Here are the details of maps for Camborne:
This detailed map covers the important mining town of Camborne.
Features include railway with station, part of Roskear Branch, Dolcoath Halt, tramway, Camborne Vean Mine, Rosewarne House, Brass & Iron Foundry, Wheal Gerry Shaft, Pengegon, Pengeon Coombe, Dolcoath Mine, Trevu, Camborne Beacon, Crane, Tregenna Villa, Weeth, Gustavus, town centre with individual houses neatly shown.
Tony Clifford provides a comprehensive introduction, of which this is a short extract: "By 1841 Camborne was overwhelmingly a mining town, with over two thirds of the local population employed directly by the mines and this is reflected in the built environment. The mining activity also attracted related industries such as numerous smithies (75 are recorded in the 1841 census) and small engineering workshops, including Richard Trevithick's workshop in the grounds of Rosewarne Park, Tehidy Road (now demolished) and Nicholas Holman's high pressure boiler works, founded in 1801. Nicholas (1777-1862) had four sons who formed a very successful company that became Holman Brothers, subsequently so much a part of the history of the town.

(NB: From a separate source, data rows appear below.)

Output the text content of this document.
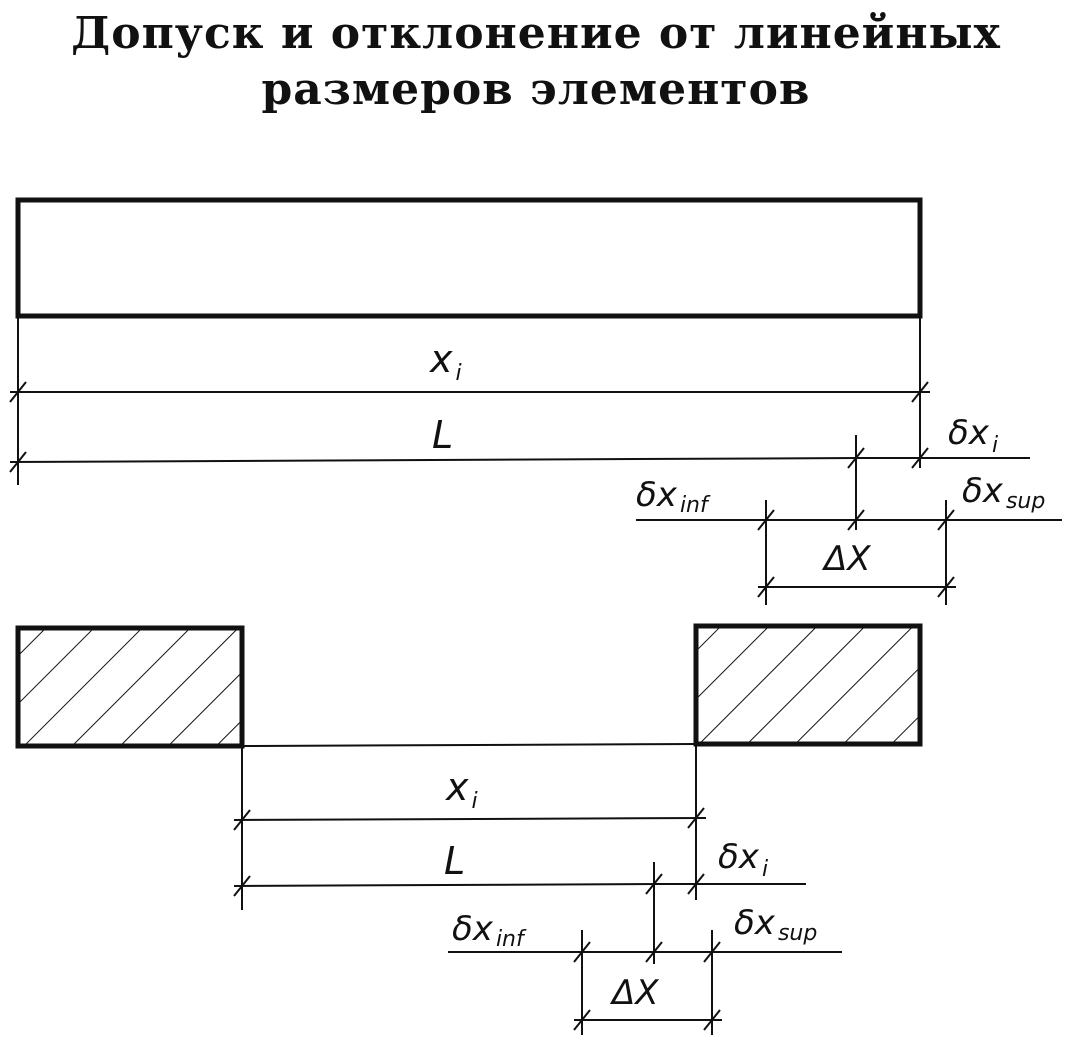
Допуск и отклонение от линейных
размеров элементов
x $_i$
L	δx $_i$
δx inf	δx sup
ΔX
x $_i$
L	δx $_i$
δx inf	δx sup
ΔX
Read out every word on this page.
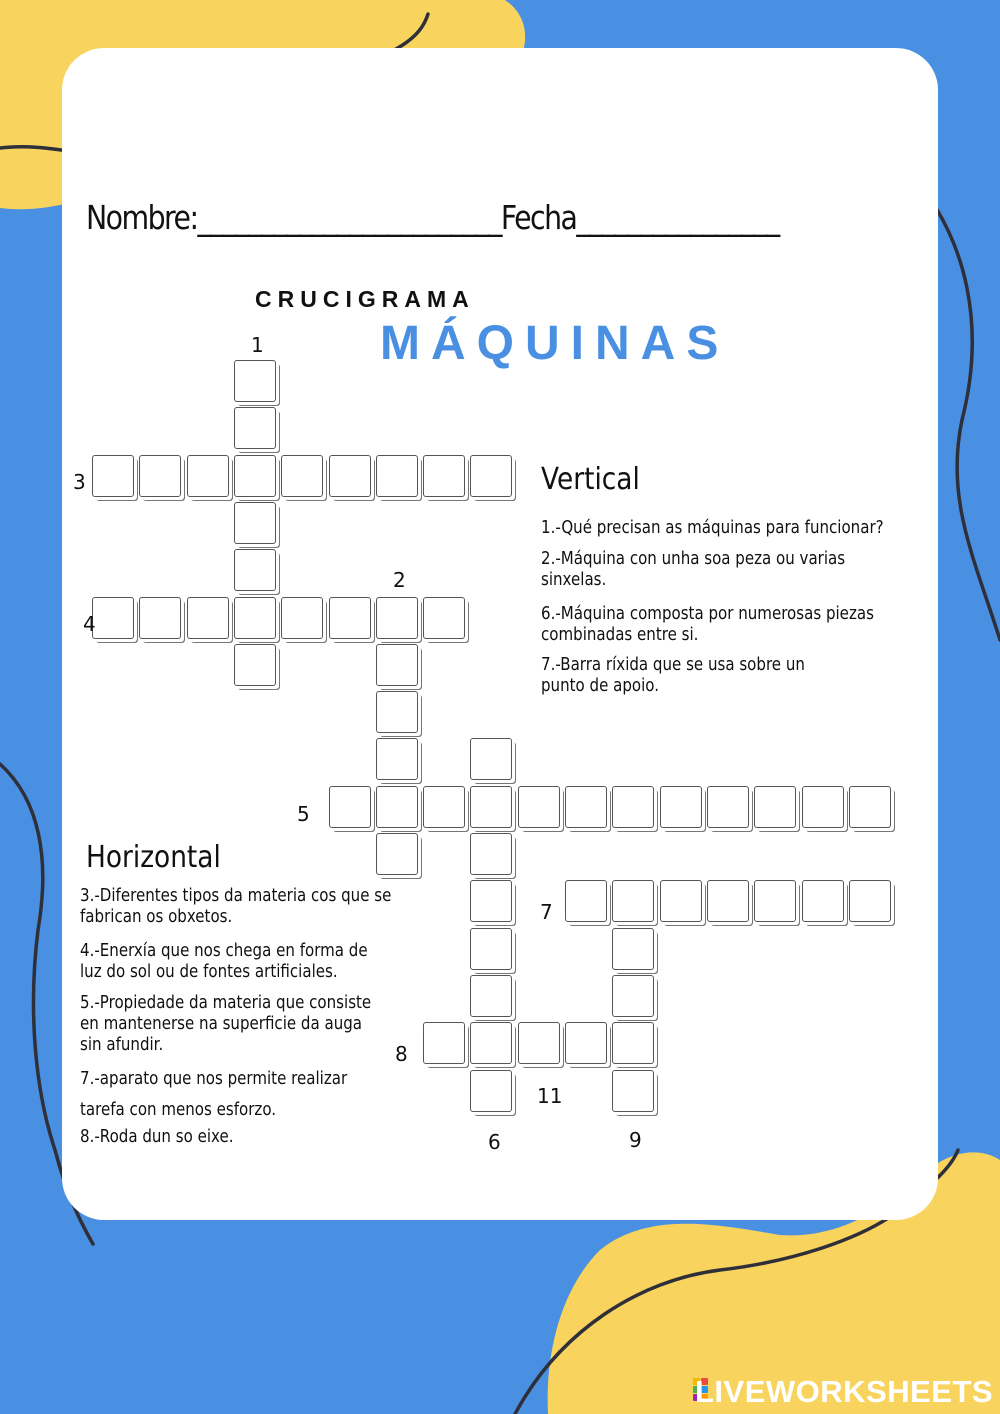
Nombre:________________________Fecha________________
CRUCIGRAMA
MÁQUINAS
Vertical
1.-Qué precisan as máquinas para funcionar?
2.-Máquina con unha soa peza ou varias
sinxelas.
6.-Máquina composta por numerosas piezas
combinadas entre si.
7.-Barra ríxida que se usa sobre un
punto de apoio.
Horizontal
3.-Diferentes tipos da materia cos que se
fabrican os obxetos.
4.-Enerxía que nos chega en forma de
luz do sol ou de fontes artificiales.
5.-Propiedade da materia que consiste
en mantenerse na superficie da auga
sin afundir.
7.-aparato que nos permite realizar
tarefa con menos esforzo.
8.-Roda dun so eixe.
1
2
3
4
5
6
7
8
9
11
LIVEWORKSHEETS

"At its height Holman's was spread over three sites in Camborne, employing about 3,500 people. The Rock Drill Department was next to the railway station; rock and pneumatic tools began to be manufactured on a large scale after the First World War. The company expanded into a huge variety of mining equipment as well as boilers; by 1966, 70 per cent of goods were exported to customers world-wide. Regrettably recession occurred in the 1970s and early 1980s and the company declined. After a period of mergers and amalgamations, CompAir closed the factory in 2003, with the loss of many jobs, and concentrated production in Germany. Little now remains of the Holman factories which used to dominate the town. The impressive frontage of the engineering works adjacent to the Centenary Chapel once occupied most of Wesley Street and appear as Brass & Iron Foundry on this map".
The map also includes a list of private residents from a 1910 directory, completing an excellent resource package for all who are interested in the history of Camborne.